The Hörby transmitter (Hörbymasten in Swedish) is a transmission mast located in Östra Sallerup, near Hörby in the southmost part of Sweden operated by national broadcaster Sveriges Radio. Due to its location in the middle of the province, it provides FM radio and television to most of Scania. It is 320 metres high and when opened in October 1959 it was one of the tallest structures in Europe.

It transmits the four national channels from Sveriges Radio: SR P1, SR P2, SR P3 and SR P4. Two versions of P4 are provided: SR Malmöhus and SR Kristianstad. The only remaining short wave radio transmissions also originate from outside Hörby, but are broadcast from the Hörby short wave transmitter.

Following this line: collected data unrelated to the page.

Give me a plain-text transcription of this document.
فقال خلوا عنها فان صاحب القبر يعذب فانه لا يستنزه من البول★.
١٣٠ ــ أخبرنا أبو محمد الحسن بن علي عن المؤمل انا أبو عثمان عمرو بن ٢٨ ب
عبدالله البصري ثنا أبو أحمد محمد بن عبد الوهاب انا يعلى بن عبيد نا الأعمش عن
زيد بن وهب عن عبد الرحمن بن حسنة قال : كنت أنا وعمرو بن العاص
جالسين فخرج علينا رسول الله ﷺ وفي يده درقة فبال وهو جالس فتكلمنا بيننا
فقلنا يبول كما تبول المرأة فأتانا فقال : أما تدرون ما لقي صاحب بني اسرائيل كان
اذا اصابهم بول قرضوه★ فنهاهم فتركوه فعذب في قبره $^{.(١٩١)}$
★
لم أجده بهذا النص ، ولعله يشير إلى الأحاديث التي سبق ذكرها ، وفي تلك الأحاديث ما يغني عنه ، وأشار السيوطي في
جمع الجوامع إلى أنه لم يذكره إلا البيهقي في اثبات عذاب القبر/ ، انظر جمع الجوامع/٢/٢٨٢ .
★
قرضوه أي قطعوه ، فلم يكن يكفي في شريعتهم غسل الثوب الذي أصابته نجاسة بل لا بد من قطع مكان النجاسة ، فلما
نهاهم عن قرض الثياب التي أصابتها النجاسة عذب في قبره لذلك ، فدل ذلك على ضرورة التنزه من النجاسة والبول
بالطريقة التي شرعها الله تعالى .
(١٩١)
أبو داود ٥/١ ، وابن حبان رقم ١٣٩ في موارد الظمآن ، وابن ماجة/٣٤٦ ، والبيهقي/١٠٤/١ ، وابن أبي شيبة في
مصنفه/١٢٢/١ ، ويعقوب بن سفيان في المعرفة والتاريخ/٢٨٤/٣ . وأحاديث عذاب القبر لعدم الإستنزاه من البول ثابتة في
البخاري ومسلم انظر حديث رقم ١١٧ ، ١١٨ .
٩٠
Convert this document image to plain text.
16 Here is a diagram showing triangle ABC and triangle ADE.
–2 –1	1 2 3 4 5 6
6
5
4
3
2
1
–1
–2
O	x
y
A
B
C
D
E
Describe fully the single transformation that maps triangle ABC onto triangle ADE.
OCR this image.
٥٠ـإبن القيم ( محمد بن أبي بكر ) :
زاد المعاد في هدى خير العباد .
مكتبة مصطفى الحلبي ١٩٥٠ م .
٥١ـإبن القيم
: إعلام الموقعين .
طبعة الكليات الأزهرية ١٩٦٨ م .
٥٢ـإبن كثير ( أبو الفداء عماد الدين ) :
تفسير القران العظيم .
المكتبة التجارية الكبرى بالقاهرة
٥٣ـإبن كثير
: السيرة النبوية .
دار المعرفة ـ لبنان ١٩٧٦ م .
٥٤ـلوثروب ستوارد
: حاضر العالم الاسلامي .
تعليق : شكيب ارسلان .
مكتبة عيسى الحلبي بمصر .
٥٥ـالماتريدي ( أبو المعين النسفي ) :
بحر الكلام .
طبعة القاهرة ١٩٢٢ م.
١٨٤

The Hörby transmitter is among the last in Sweden to terminate its analogue signals. The analogue television channels carried by the transmitter were SVT1, SVT2 and TV4, all on UHF, which is unusual as SVT1 was usually broadcast on VHF. The analogue broadcasts of SVT2 and TV4 were closed down on October 15, 2007, with SVT1 continuing its broadcast for two more weeks.

The station has been broadcasting digital television (DVB-T) since 1999 and carries all seven national multiplexes.

On 2 April 2011 some short wave antennas have been blasted and dismantled. Among these the curtain antenna "G1".